Void Manticore / Handala

Handala (often branded “Handala Hack Team”) surfaced as a pro-Palestinian hacktivist identity in late 2023 and is assessed as one of several online personas maintained by Void Manticore, a MOIS-affiliated actor. In the current escalation climate, it warrants close monitoring as it is optimized for psychological and reputational disruption: breaking into low-hanging systems, conducting hack-and-leak activity, and timing the publication of stolen material to maximize pressure.

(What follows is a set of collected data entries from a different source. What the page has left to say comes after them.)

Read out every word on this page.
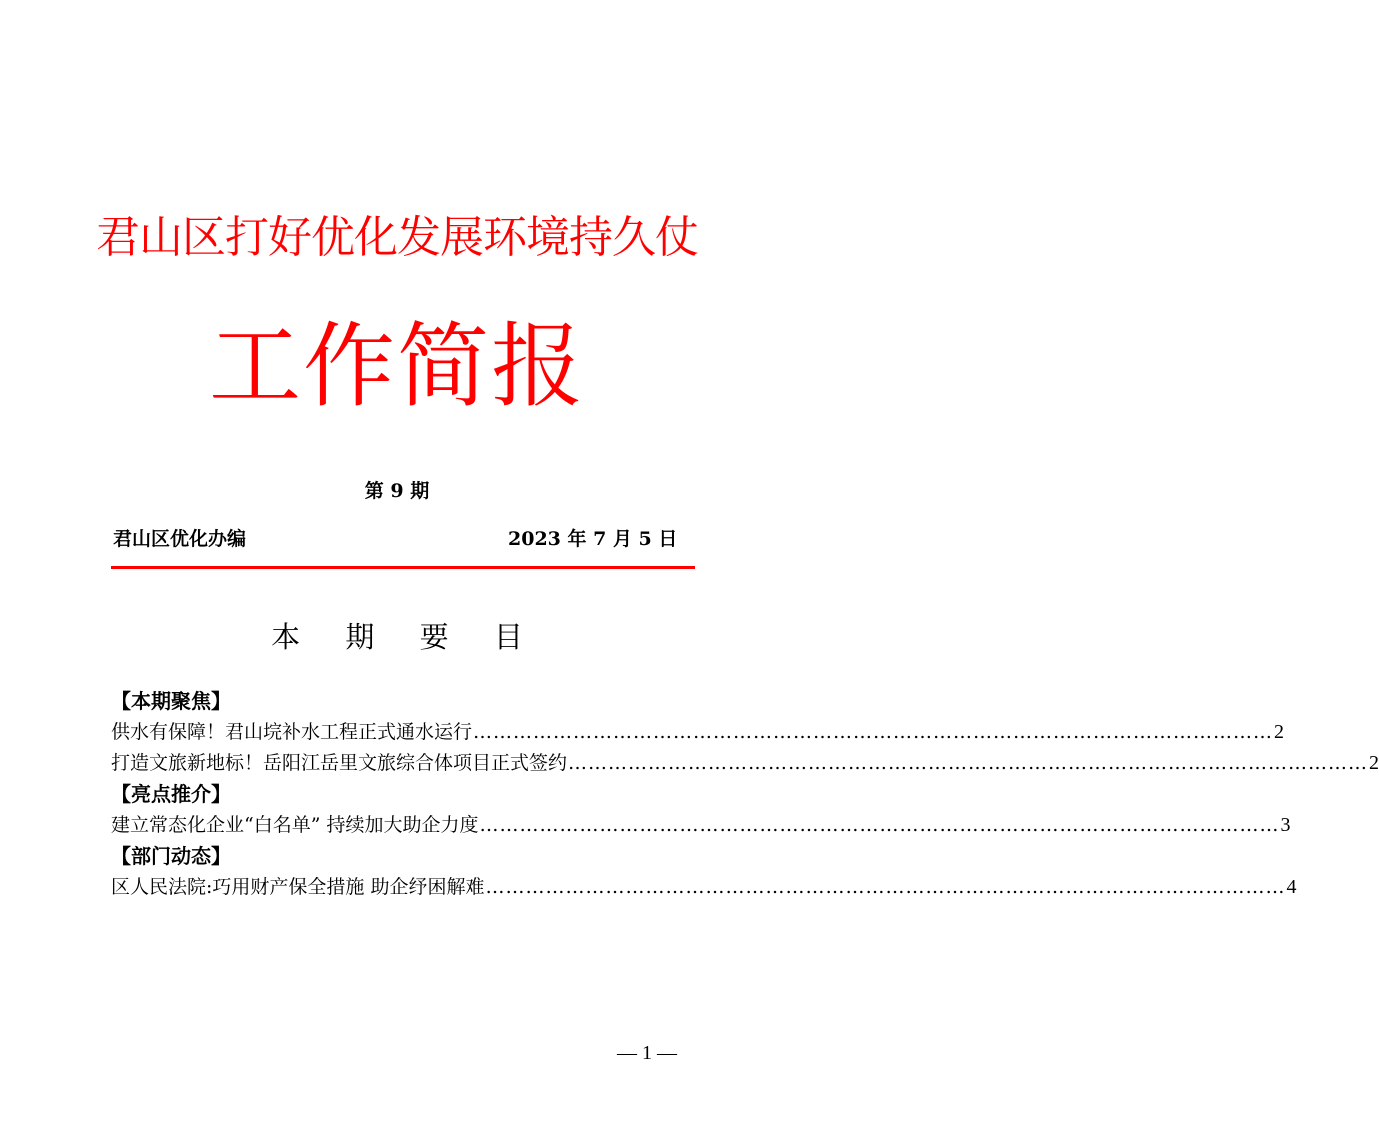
君山区打好优化发展环境持久仗
工作简报
第 9 期
君山区优化办编	2023 年 7 月 5 日
本 期 要 目
【本期聚焦】
供水有保障！君山垸补水工程正式通水运行 ………………………………………………………………………………………………………… 2
打造文旅新地标！岳阳江岳里文旅综合体项目正式签约 ………………………………………………………………………………………………………… 2
【亮点推介】
建立常态化企业“白名单” 持续加大助企力度 ………………………………………………………………………………………………………… 3
【部门动态】
区人民法院:巧用财产保全措施 助企纾困解难 ………………………………………………………………………………………………………… 4
— 1 —
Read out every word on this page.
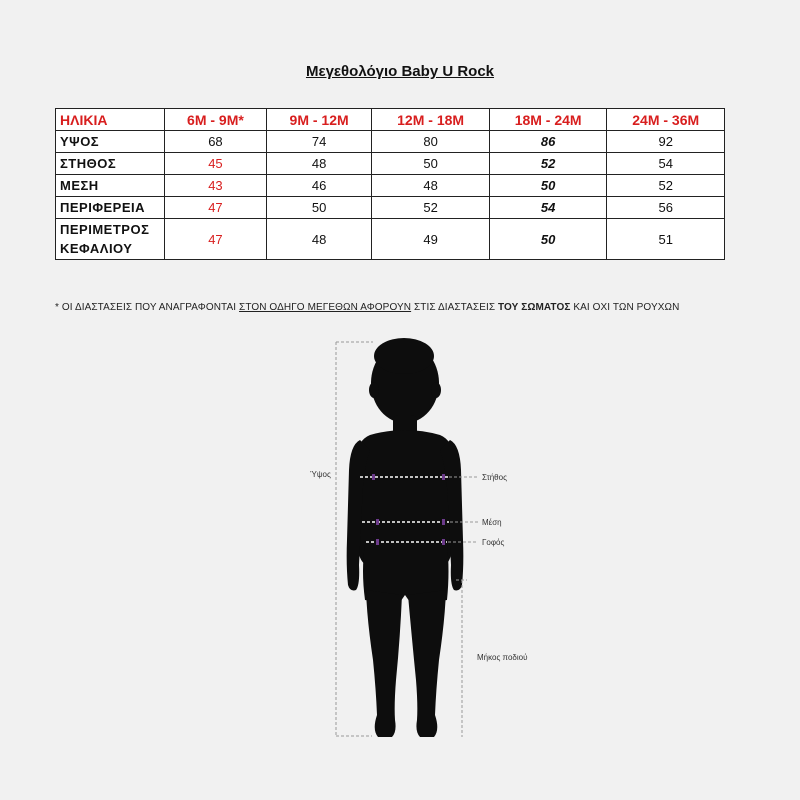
Μεγεθολόγιο Baby U Rock
ΗΛΙΚΙΑ	6M - 9M*	9M - 12M	12M - 18M	18M - 24M	24M - 36M
ΥΨΟΣ	68	74	80	86	92
ΣΤΗΘΟΣ	45	48	50	52	54
ΜΕΣΗ	43	46	48	50	52
ΠΕΡΙΦΕΡΕΙΑ	47	50	52	54	56
ΠΕΡΙΜΕΤΡΟΣ
ΚΕΦΑΛΙΟΥ	47	48	49	50	51
* ΟΙ ΔΙΑΣΤΑΣΕΙΣ ΠΟΥ ΑΝΑΓΡΑΦΟΝΤΑΙ ΣΤΟΝ ΟΔΗΓΟ ΜΕΓΕΘΩΝ ΑΦΟΡΟΥΝ ΣΤΙΣ ΔΙΑΣΤΑΣΕΙΣ ΤΟΥ ΣΩΜΑΤΟΣ ΚΑΙ ΟΧΙ ΤΩΝ ΡΟΥΧΩΝ
Ύψος	Στήθος
Μέση
Γοφός
Μήκος ποδιού
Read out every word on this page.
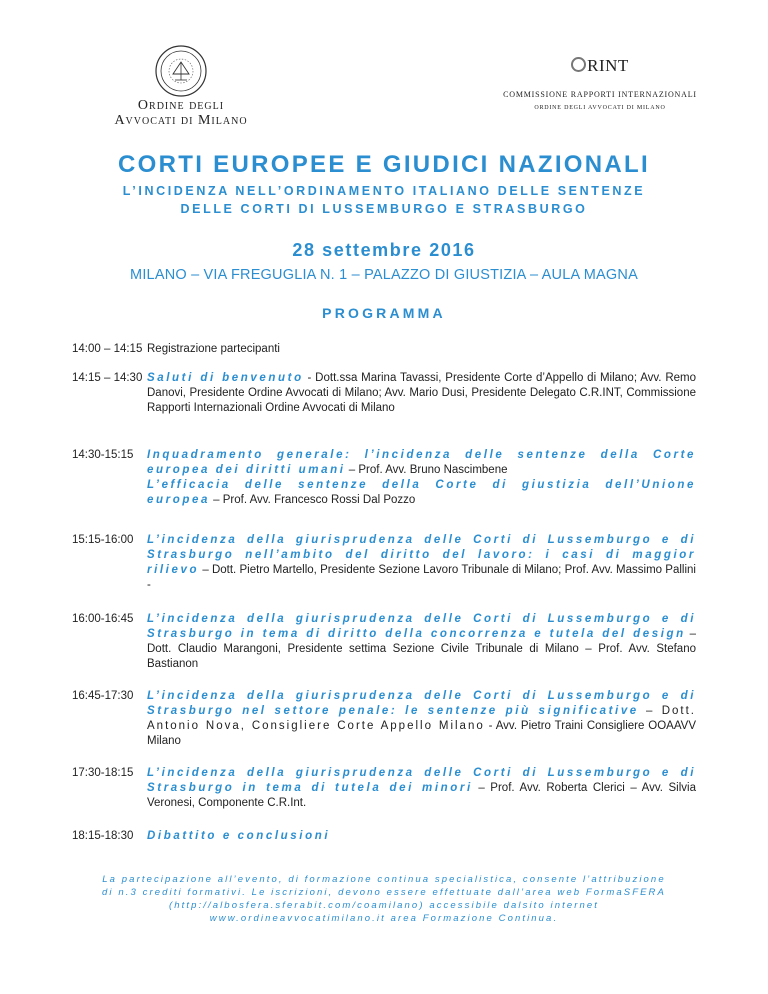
Ordine degli
Avvocati di Milano
RINT
COMMISSIONE RAPPORTI INTERNAZIONALI
ORDINE DEGLI AVVOCATI DI MILANO
CORTI EUROPEE E GIUDICI NAZIONALI
L’INCIDENZA NELL’ORDINAMENTO ITALIANO DELLE SENTENZE
DELLE CORTI DI LUSSEMBURGO E STRASBURGO
28 settembre 2016
MILANO – VIA FREGUGLIA N. 1 – PALAZZO DI GIUSTIZIA – AULA MAGNA
PROGRAMMA
14:00 – 14:15 Registrazione partecipanti
14:15 – 14:30 Saluti di benvenuto - Dott.ssa Marina Tavassi, Presidente Corte d’Appello di Milano; Avv. Remo Danovi, Presidente Ordine Avvocati di Milano; Avv. Mario Dusi, Presidente Delegato C.R.INT, Commissione Rapporti Internazionali Ordine Avvocati di Milano
14:30-15:15	Inquadramento generale: l’incidenza delle sentenze della Corte europea dei diritti umani – Prof. Avv. Bruno Nascimbene
L’efficacia delle sentenze della Corte di giustizia dell’Unione europea – Prof. Avv. Francesco Rossi Dal Pozzo
15:15-16:00	L’incidenza della giurisprudenza delle Corti di Lussemburgo e di Strasburgo nell’ambito del diritto del lavoro: i casi di maggior rilievo – Dott. Pietro Martello, Presidente Sezione Lavoro Tribunale di Milano; Prof. Avv. Massimo Pallini -
16:00-16:45	L’incidenza della giurisprudenza delle Corti di Lussemburgo e di Strasburgo in tema di diritto della concorrenza e tutela del design – Dott. Claudio Marangoni, Presidente settima Sezione Civile Tribunale di Milano – Prof. Avv. Stefano Bastianon
16:45-17:30	L’incidenza della giurisprudenza delle Corti di Lussemburgo e di Strasburgo nel settore penale: le sentenze più significative – Dott. Antonio Nova, Consigliere Corte Appello Milano - Avv. Pietro Traini Consigliere OOAAVV Milano
17:30-18:15	L’incidenza della giurisprudenza delle Corti di Lussemburgo e di Strasburgo in tema di tutela dei minori – Prof. Avv. Roberta Clerici – Avv. Silvia Veronesi, Componente C.R.Int.
18:15-18:30	Dibattito e conclusioni
La partecipazione all’evento, di formazione continua specialistica, consente l’attribuzione
di n.3 crediti formativi. Le iscrizioni, devono essere effettuate dall’area web FormaSFERA
(http://albosfera.sferabit.com/coamilano) accessibile dalsito internet
www.ordineavvocatimilano.it area Formazione Continua.
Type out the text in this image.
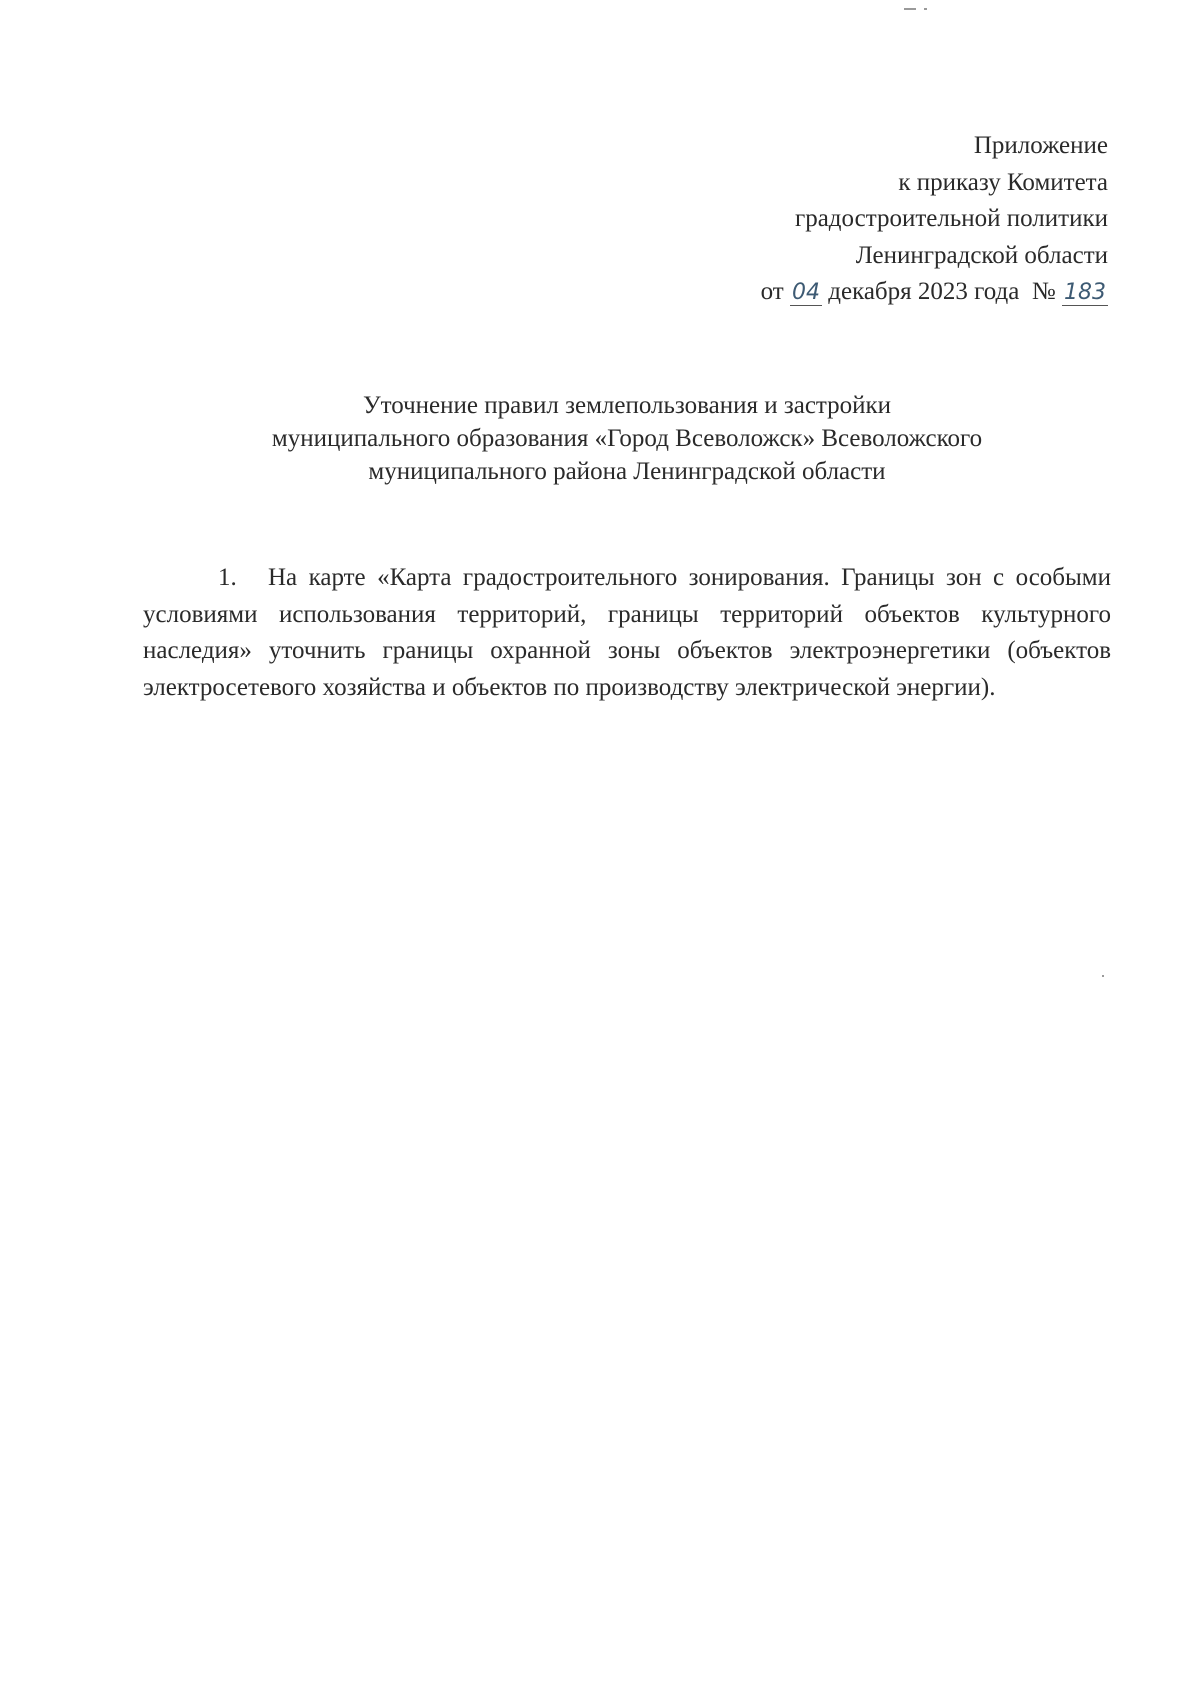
Приложение
к приказу Комитета
градостроительной политики
Ленинградской области
от 04 декабря 2023 года № 183
Уточнение правил землепользования и застройки
муниципального образования «Город Всеволожск» Всеволожского
муниципального района Ленинградской области

1. На карте «Карта градостроительного зонирования. Границы зон с особыми условиями использования территорий, границы территорий объектов культурного наследия» уточнить границы охранной зоны объектов электроэнергетики (объектов электросетевого хозяйства и объектов по производству электрической энергии).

The threat actor’s hack-and-leak activity is primarily focused on Israel, with occasional targeting outside that scope when it serves a specific agenda. Recent observed activities are opportunistic and “quick and dirty,” with a noticeable focus on supply-chain footholds (e.g., IT/service providers) to reach downstream victims, followed by “proof” posts to amplify credibility and intimidate targets. Starting in January, amid nationwide protests and an Iran-wide internet shutdown, Check Point Research observed Handala campaigns originating from Starlink IP ranges and probing externally facing apps for misconfigurations and weak credentials.

Agrius

Agrius (aka Pink Sandstorm / Agonizing Serpens) is an Iranian actor active since 2020, with public reporting linking it to MOIS. It is known for destructive operations in the Middle East, often with an emphasis on Israeli targets. Agrius prioritizes impact: it has conducted disruptive attacks under multiple aliases to cause network-level disruption and to shape narratives through stolen-data leaks, and it was among the earliest Iran-linked actors observed applying this playbook against Israeli and Emirati targets.

Their activity is mostly based on wiper and fake-ransomware operations that mask destructive influence operations as ransomware attacks. As an initial access vector, the group commonly exploits internet-facing web servers, often operating from commercial Israeli VPN infrastructure. They then deploy ASPX webshell and use living-off-the-land techniques (LOLBins) and publicly available tools for reconnaissance and traffic tunneling to maintain access and move laterally. Throughout the 12-days war between Israel and Iran in June 2025, Check Point Research observed Agrius-linked infrastructure actively scanning for vulnerable cameras across Israel, likely to support post-attack visibility and damage/battle-damage assessment (BDA).

Recommendations: Detection and Mitigation

The main Iran-nexus actors follow the similar playbook, which gives defenders an advantage in taking their activity and effectively reduce the attack surface.

Recommended defensive measures include:

  • Monitor and triage traffic associated with common commercial VPN exit nodes (e.g., Mullvad, NordVPN, PIA, ProtonVPN)
  • Audit internet-exposed assets, including IP cameras, for default credentials and unpatched known vulnerabilities (older CVEs)
  • Enforce phishing-resistant MFA for Google/M365 where possible
  • Treat unsolicited “interview/collaboration/review/meeting” outreach, especially from new personas or lookalike domains, as a likely sign of credential phishing
  • Avoid installing unfamiliar software, particularly anything delivered via email
  • Monitor for anomalous authentication, including suspicious logins and session token replay

Given the current escalation, prioritizing these measures now can help prevent opportunistic access and contain incidents before they become disruptive or publicly amplified.